# two pairs of glasses in spain



## motormouth (Jul 3, 2010)

I understand that you have to have two pairs of glasses whilst driving in Spain. My missus has one pair but also wears contact lenses which she can easily drive in. As one who panics too much, surely this will suffice and no need to splash out £150 for another set of specs. She asked her opticians who didn't have a clue, why would they??


----------



## tonka (Apr 24, 2006)

When i was told about this spare pair requirement years ago, I just found an old pair and threw em in the glovebox..
If I do ever get asked if I have some, then I can show them something. Doubt if they would want to test me as well  

BUT it's one of those daft things and best to be prepared...


----------



## 04HBG (Dec 9, 2007)

Last October i took 2 pairs of glasses with me to Spain and Portugal as i knew that it was a legal requirement in Spain and both pairs broke.
I managed to repair one pair ok but the other pair i tried to araldite together to get me home but ruined them.
I had a prescription with me so decided to get a quote for a new pair in Portugal !!!! 520 EUROS !!!!!!!! 

I made do until getting home and got my eyes tested and had 2 new pairs of varifocals for £180.

RD


----------



## Mick757 (Nov 16, 2009)

I ve just learnt of this this week, whilst planning a Spanish trip. Dont 'contacts' count as 'glasses' then? Surely, the concern should be that you need to be able to 'see' when driving - not how you actualy manage it?


----------



## trevd01 (Oct 26, 2007)

A quick google search reveals a slightly different story:



The AA said:


> Spain: It is recommended that a driver who wears glasses should carry a spare pair with them if this is noted on your driving licence.


----------



## gromett (May 9, 2005)

Spec savers did me a set of El Cheapo's for £40. I prefer them to my £450 pair so the expensive ones are now my spares :? 

Karl


----------



## raynipper (Aug 4, 2008)

France has the same rules. I carry the previous prescription glasses as spares. 
It beats discarding them and although not perfect quite adequate.

Ray.


----------



## peribro (Sep 6, 2009)

If you wear contact lenses (which I do), how are the police going to know? Obviously if they stop a motorist who is wearing glasses then they may ask to see a second pair (assuming it is a requirement to carry them) but I can't believe they carry out an eye examination on those people not wearing glasses in order to find out if they are wearing contacts. So saying, I do carry a pair of glasses just in case.


----------



## 1302 (Apr 4, 2006)

Paul wears glasses, and he also has prescription sunglasses, as they are always with us whilst driving I hope this will suffice? 8


----------



## trevd01 (Oct 26, 2007)

As I said above, It is _recommended_ that a driver who wears glasses _should_ carry a spare pair with them *if this is noted on your driving licence.*

Anyone here have a UK driving licence that says 'wears glasses'?

No I didn't think so.

BUT. I wear glasses, and I always have a spare pair in my car, my wife's car, our campervan. Why? Because I couldn't possibly drive without them.

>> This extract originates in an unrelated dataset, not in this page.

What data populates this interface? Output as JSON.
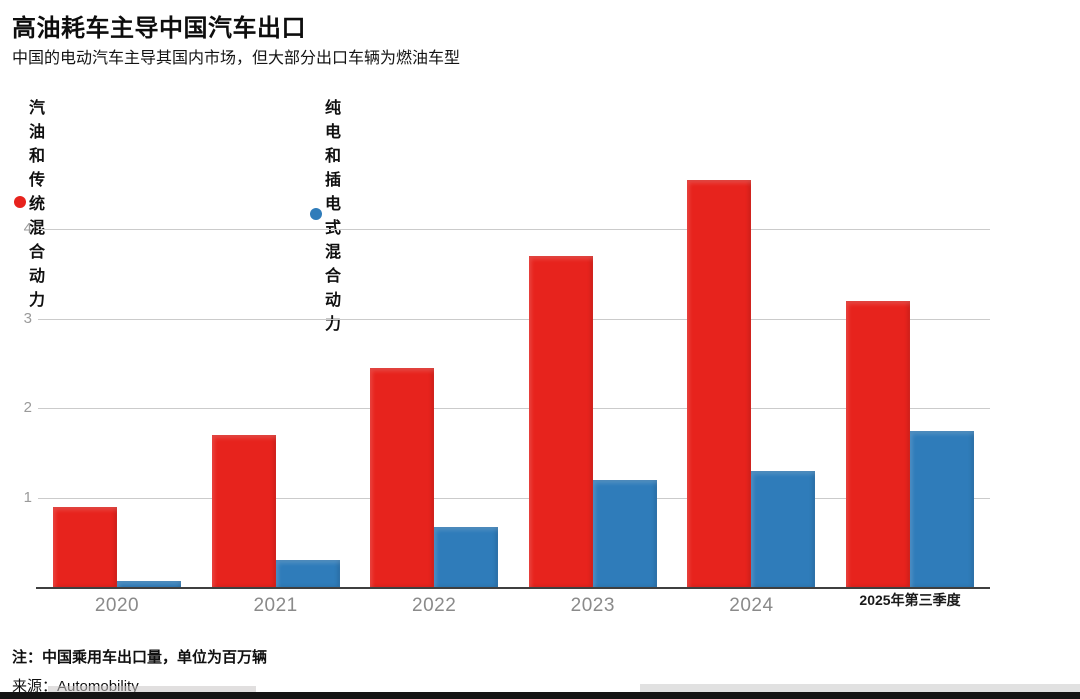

I am lucky - My prescription has hardly changed for years and I have more pairs of old glasses than I know what to do with. I guess I buy a new pair every two years or so, and glasses going back 10-12 years correct my vision OK. More than adequate to read a number plate at xx yards, anyway.


----------



## pneumatician (May 1, 2005)

*Spare Specs*

As I understand most Western European countries say you should carry spare specs.

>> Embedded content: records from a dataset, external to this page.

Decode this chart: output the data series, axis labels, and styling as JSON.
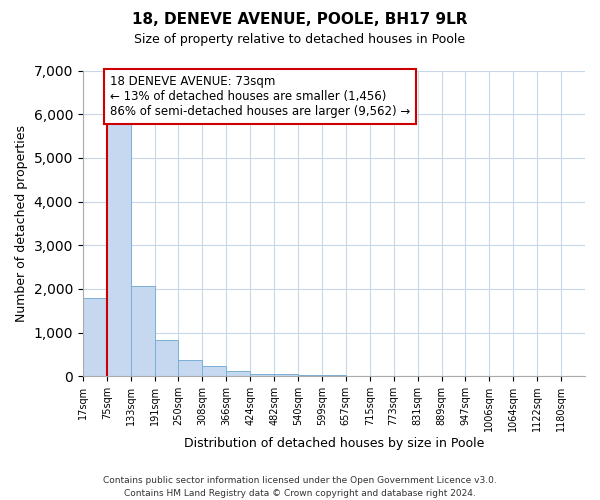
{
  "title": "18, DENEVE AVENUE, POOLE, BH17 9LR",
  "subtitle": "Size of property relative to detached houses in Poole",
  "xlabel": "Distribution of detached houses by size in Poole",
  "ylabel": "Number of detached properties",
  "bin_labels": [
    "17sqm",
    "75sqm",
    "133sqm",
    "191sqm",
    "250sqm",
    "308sqm",
    "366sqm",
    "424sqm",
    "482sqm",
    "540sqm",
    "599sqm",
    "657sqm",
    "715sqm",
    "773sqm",
    "831sqm",
    "889sqm",
    "947sqm",
    "1006sqm",
    "1064sqm",
    "1122sqm",
    "1180sqm"
  ],
  "bar_heights": [
    1780,
    5780,
    2060,
    840,
    370,
    230,
    110,
    60,
    40,
    30,
    20,
    10,
    5,
    0,
    0,
    0,
    0,
    0,
    0,
    0
  ],
  "bar_color": "#c5d8f0",
  "bar_edge_color": "#7aafd4",
  "property_line_x": 1.0,
  "property_line_color": "#cc0000",
  "annotation_text": "18 DENEVE AVENUE: 73sqm\n← 13% of detached houses are smaller (1,456)\n86% of semi-detached houses are larger (9,562) →",
  "annotation_box_color": "#ffffff",
  "annotation_box_edge_color": "#cc0000",
  "ylim": [
    0,
    7000
  ],
  "yticks": [
    0,
    1000,
    2000,
    3000,
    4000,
    5000,
    6000,
    7000
  ],
  "footer_line1": "Contains HM Land Registry data © Crown copyright and database right 2024.",
  "footer_line2": "Contains public sector information licensed under the Open Government Licence v3.0.",
  "bg_color": "#ffffff",
  "grid_color": "#c8d8e8"
}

It does seem to me to be common sense and I have always carried spares both at home, abroad whether in car,van or on the motorbike.

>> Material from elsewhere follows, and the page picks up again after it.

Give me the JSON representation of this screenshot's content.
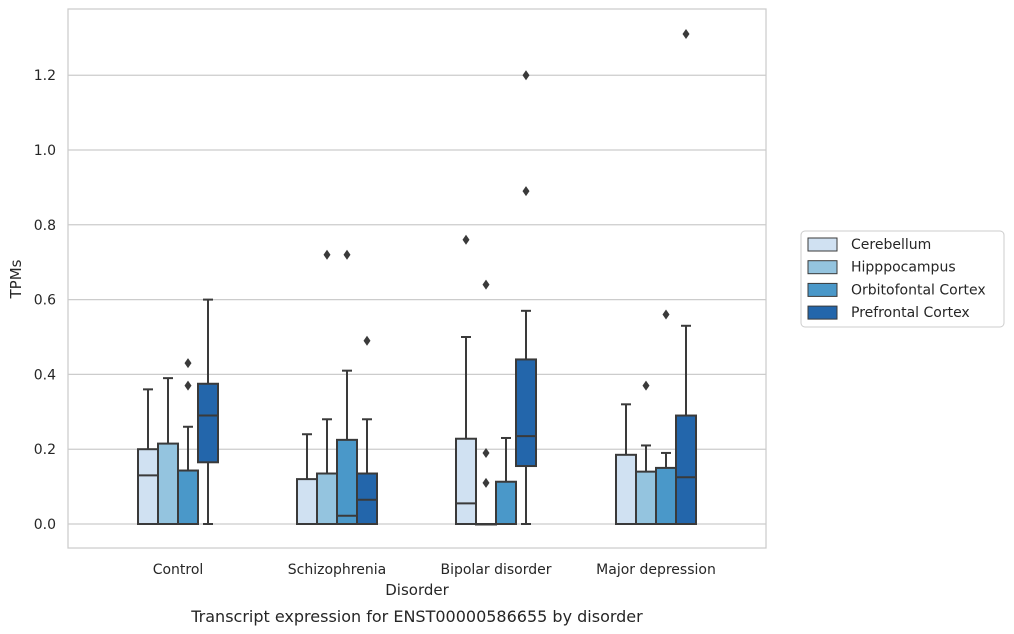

But then if I bust my glasses I would be absolutely buggered.

Steve


----------



## eddied (May 9, 2005)

*Spare specs*

 Ciao tutti, if you have a licence in an EU country, to obtain it amongst other things your eyes are examined. Not just 'read a number plate at 25 yards'. If you cannot pass the eye test without glasses, this is noted on your licence. Therefore quite sensibly it is a legal requirement to carry a spare pair. This is so in most EU countries.
saluti,
eddied


----------